Within there was laughter and loud talking; one struck upon the table, another sung,—
“And I will away to Prussia land,
Hurrah!
And when I am come to Prussia land,
Hurrah!”27
Otto looked in through the window.
Several men and maids sat within at the long wooden table at the end of this stood Sidsel in a bent attitude, her countenance was of a deep crimson; she spoke a loud oath and laughed—no one imagined that they were observed. All eyes were riveted upon a great fellow who, with his shirt-sleeves rolled up, and a pewter tankard in his hand, was standing there. It was the German Heinrich, who was exhibiting to them his conjuring tricks.

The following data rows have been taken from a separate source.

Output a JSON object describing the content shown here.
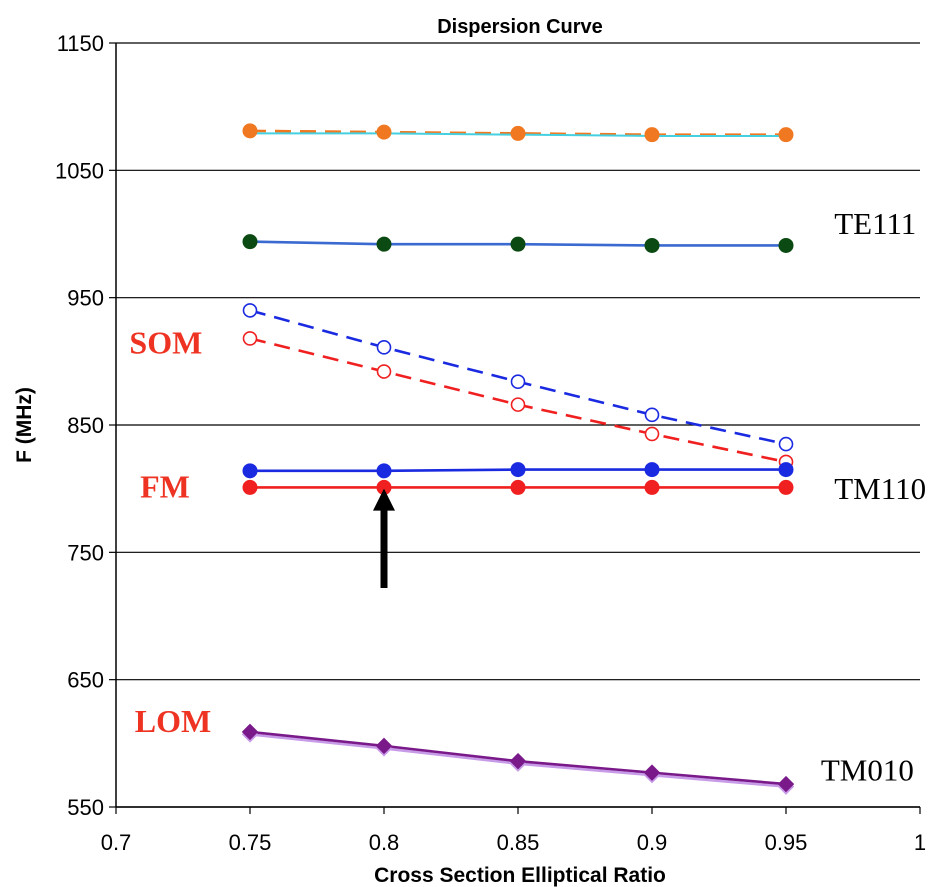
{
  "chart_data": {
    "type": "line",
    "title": "Dispersion Curve",
    "xlabel": "Cross Section Elliptical Ratio",
    "ylabel": "F (MHz)",
    "xlim": [
      0.7,
      1
    ],
    "ylim": [
      550,
      1150
    ],
    "x_ticks": [
      "0.7",
      "0.75",
      "0.8",
      "0.85",
      "0.9",
      "0.95",
      "1"
    ],
    "y_ticks": [
      "550",
      "650",
      "750",
      "850",
      "950",
      "1050",
      "1150"
    ],
    "grid": "horizontal",
    "x": [
      0.75,
      0.8,
      0.85,
      0.9,
      0.95
    ],
    "series": [
      {
        "values": [
          1081,
          1080,
          1079,
          1078,
          1078
        ],
        "color": "#f07820",
        "dash": "dashed",
        "marker": "circle-filled"
      },
      {
        "values": [
          1079,
          1079,
          1078,
          1077,
          1077
        ],
        "color": "#44d0e0",
        "dash": "solid",
        "marker": "none"
      },
      {
        "values": [
          994,
          992,
          992,
          991,
          991
        ],
        "color": "#0b4a12",
        "line_color": "#3a6ad0",
        "dash": "solid",
        "marker": "circle-filled"
      },
      {
        "values": [
          940,
          911,
          884,
          858,
          835
        ],
        "color": "#1a2ae0",
        "dash": "dashed",
        "marker": "circle-open"
      },
      {
        "values": [
          918,
          892,
          866,
          843,
          821
        ],
        "color": "#f02020",
        "dash": "dashed",
        "marker": "circle-open"
      },
      {
        "values": [
          814,
          814,
          815,
          815,
          815
        ],
        "color": "#1a2ae0",
        "dash": "solid",
        "marker": "circle-filled"
      },
      {
        "values": [
          801,
          801,
          801,
          801,
          801
        ],
        "color": "#f02020",
        "dash": "solid",
        "marker": "circle-filled"
      },
      {
        "values": [
          607,
          596,
          584,
          575,
          566
        ],
        "color": "#c79be8",
        "dash": "solid",
        "marker": "diamond"
      },
      {
        "values": [
          609,
          598,
          586,
          577,
          568
        ],
        "color": "#7a1a8a",
        "dash": "solid",
        "marker": "diamond"
      }
    ],
    "annotations": [
      {
        "text": "SOM",
        "style": "red",
        "x": 0.705,
        "y": 906
      },
      {
        "text": "FM",
        "style": "red",
        "x": 0.709,
        "y": 793
      },
      {
        "text": "LOM",
        "style": "red",
        "x": 0.707,
        "y": 609
      },
      {
        "text": "TE111",
        "style": "black",
        "x": 0.968,
        "y": 1000
      },
      {
        "text": "TM110",
        "style": "black",
        "x": 0.968,
        "y": 792
      },
      {
        "text": "TM010",
        "style": "black",
        "x": 0.963,
        "y": 571
      }
    ],
    "arrow": {
      "x": 0.8,
      "y_from": 722,
      "y_to": 800,
      "color": "#000000"
    }
  }
}
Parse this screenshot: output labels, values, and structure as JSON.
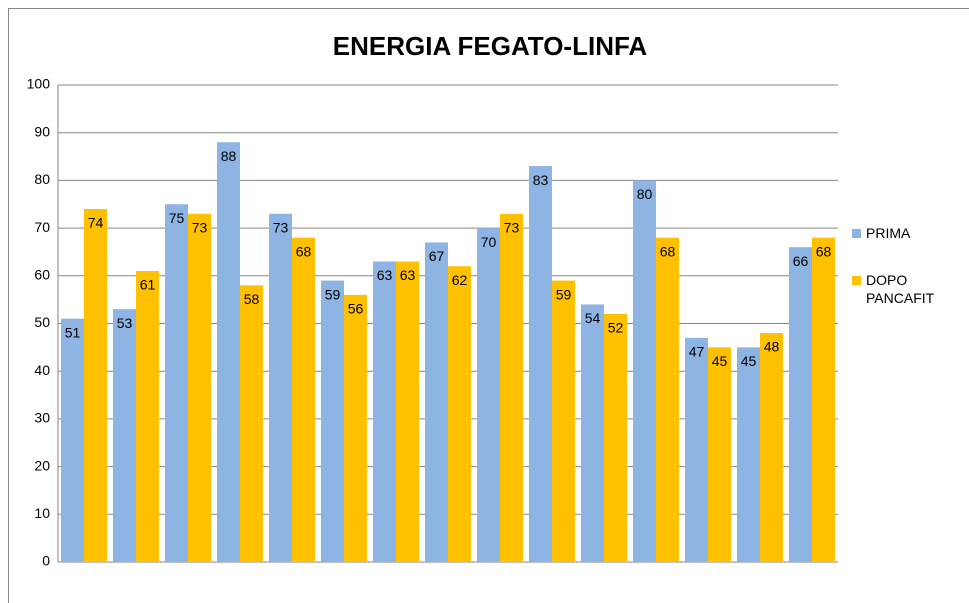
{
  "chart_data": {
    "type": "bar",
    "title": "ENERGIA FEGATO-LINFA",
    "categories": [
      null,
      null,
      null,
      null,
      null,
      null,
      null,
      null,
      null,
      null,
      null,
      null,
      null,
      null,
      null
    ],
    "series": [
      {
        "name": "PRIMA",
        "color": "#8db4e2",
        "values": [
          51,
          53,
          75,
          88,
          73,
          59,
          63,
          67,
          70,
          83,
          54,
          80,
          47,
          45,
          66
        ]
      },
      {
        "name": "DOPO PANCAFIT",
        "color": "#ffc000",
        "values": [
          74,
          61,
          73,
          58,
          68,
          56,
          63,
          62,
          73,
          59,
          52,
          68,
          45,
          48,
          68
        ]
      }
    ],
    "ylim": [
      0,
      100
    ],
    "yticks": [
      0,
      10,
      20,
      30,
      40,
      50,
      60,
      70,
      80,
      90,
      100
    ],
    "grid": true,
    "legend": "right"
  }
}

Otto turned pale; had the dead arisen from the bier before him it could not have shocked him more.
“Hocus-pocus Larifari!” cried Heinrich within, and gave the tankard to a half-grown fellow, of the age between boy and man.

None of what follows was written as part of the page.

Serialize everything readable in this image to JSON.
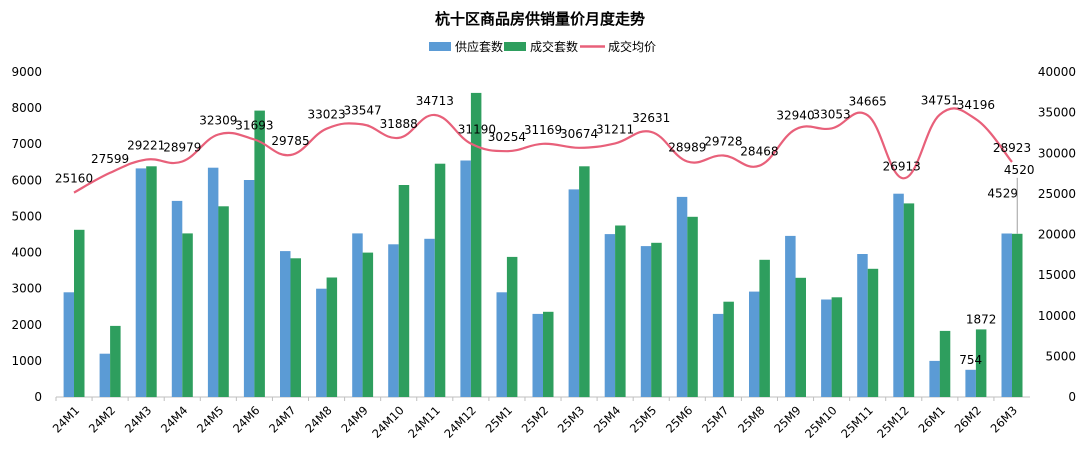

“If thou hast already a sweetheart,” said he; “then the corn which is within it will be turned to flour; but if thou art still only a young cuckoo, then it will remain only groats.”
“Nay, Anders Peersen!” said all the girls laughing, “now we shall see whether thou art a regular fellow!”
Sophie stole away.
The echoing laughter and clapping of hands announced the result.
“Is it not the same person who was playing conjuring tricks in the park?” inquired Wilhelm.
“Yes, certainly,” replied Otto; “he is to me quite repulsive!” And so saying, he followed Sophie.
Late in the evening, when all had betaken themselves to rest, Wilhelm proposed to Otto that they should make a little tour, as he called it.
“I fancy Meg Merrilies, as my sister calls Sidsel,” said he, “has made a conquest of the conjuror, although he might be her father. They have been walking together down the avenue; they have been whispering a deal together; probably he will to-night sleep in one of the barns. I must go and look after him; he will be lying there and smoking his pipe, and may set our whole place on fire. Shall we go down together? We can take Vasserine and Fingel with us.”
“Let him sleep!” said Otto; “he will not be so mad as to smoke tobacco in the straw! To speak candidly, I do not wish to be seen by him. He was several times at my grandfather’s house. I have spoken with him, and now that I dislike him I do not wish to see him!”
“Then I will go alone!” said Wilhelm.
Otto’s heart beat violently; he stood at the open window and looked out over the dark wood, which was lit up by the moon. Below in the court he heard Wilhelm enticing the dogs out. He heard yet another voice, it was that of the steward, and then all was again silent. Otto thought upon the German Heinrich and upon Sophie, his life’s good and bad angels; and he pictured to himself how it would be if she extended to him her hand—was his bride! and Heinrich called forth before her the recollections which made his blood curdle.
It seemed to him as if something evil impended over him this night. “I feel a forewarning of it!” said he aloud.
Wilhelm came not yet back.
Almost an hour passed thus. Wilhelm entered, both dogs were with him; they were miry to their very sides.
“Did you meet any one?” inquired Otto.
“Yes, there was some one,” said Wilhelm, “but not in the barn. The stupid dogs seemed to lose their nature; it was as if there was a somebody stealing along the wall, and through the reeds in the moat. The hounds followed in there; you can see how they look!—but they came the next moment back again, whined, and hung down their ears and tails. I could not make them go in again. Then the steward was superstitious! But, however, it could only be either the juggler, or one of the servant-men who had stilts. How otherwise any one could go in among the reeds without getting up to their necks, I cannot conceive!”
All was again perfectly still without. The two friends went to the open window, threw their arms over each other’s shoulders, and looked out into the silent night.